Nei giorni della protesta le opposizioni si unirono e, il 24 marzo si verificarono scontri nella capitale, con i manifestanti che, sopraffatta la polizia, occuparono diversi uffici e la tv di stato. Almeno tre persone morirono. Il 26 marzo il nuovo parlamento nominò Bakiev primo ministro ad interim di un governo di transizione, riconosciuto dall’Osce. Il 2 aprile Akayev fu costretto a firmare le sue dimissioni, che annunciò il giorno successivo da Mosca, dove rimase in esilio, e che il parlamento a Bishkek ratificò l’11 aprile.

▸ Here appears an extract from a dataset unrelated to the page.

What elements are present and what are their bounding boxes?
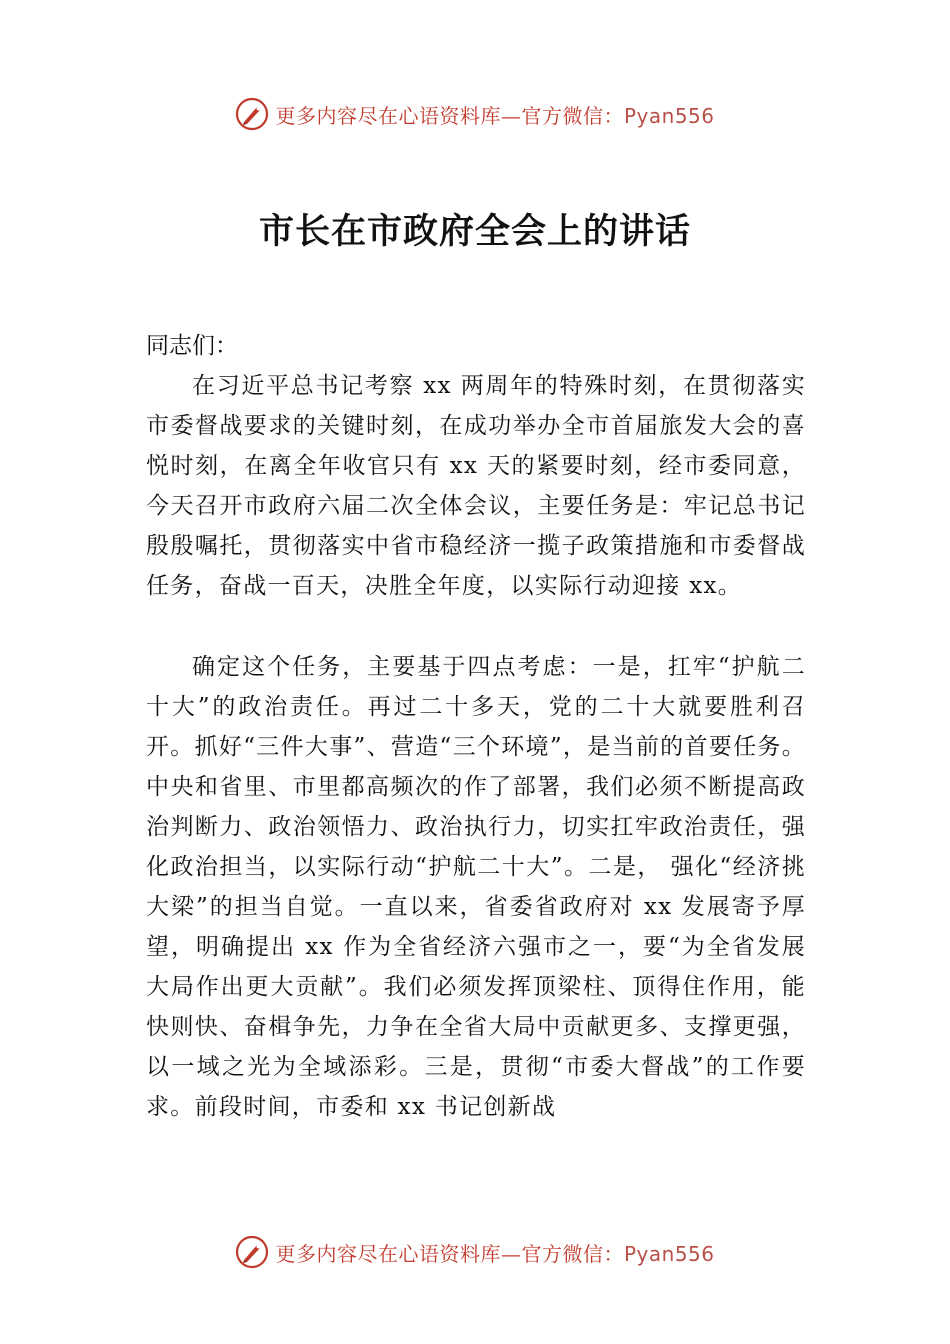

Il 10 luglio 2005 si tennero elezioni presidenziali che videro la vittoria travolgente, con l’88,9% dei consensi, di Bakiev. Gli osservatori dell’Osce rilevarono miglioramenti rispetto alle elezioni precedenti, ma anche irregolarità. Ma le prime proteste contro di lui, accusato di non mantenere le sue promesse e che nel frattempo aveva modificato la costituzione per accrescere il suo potere, iniziarono già nel 2006. Il nome ‘Rivoluzione dei tulipanì, affibbiato in un discorso dallo stesso deposto Akayev, deriva dal «tulipano di Kauffman», una specie bianca e selvatica scoperta sulle montagne dell’Asia centrale.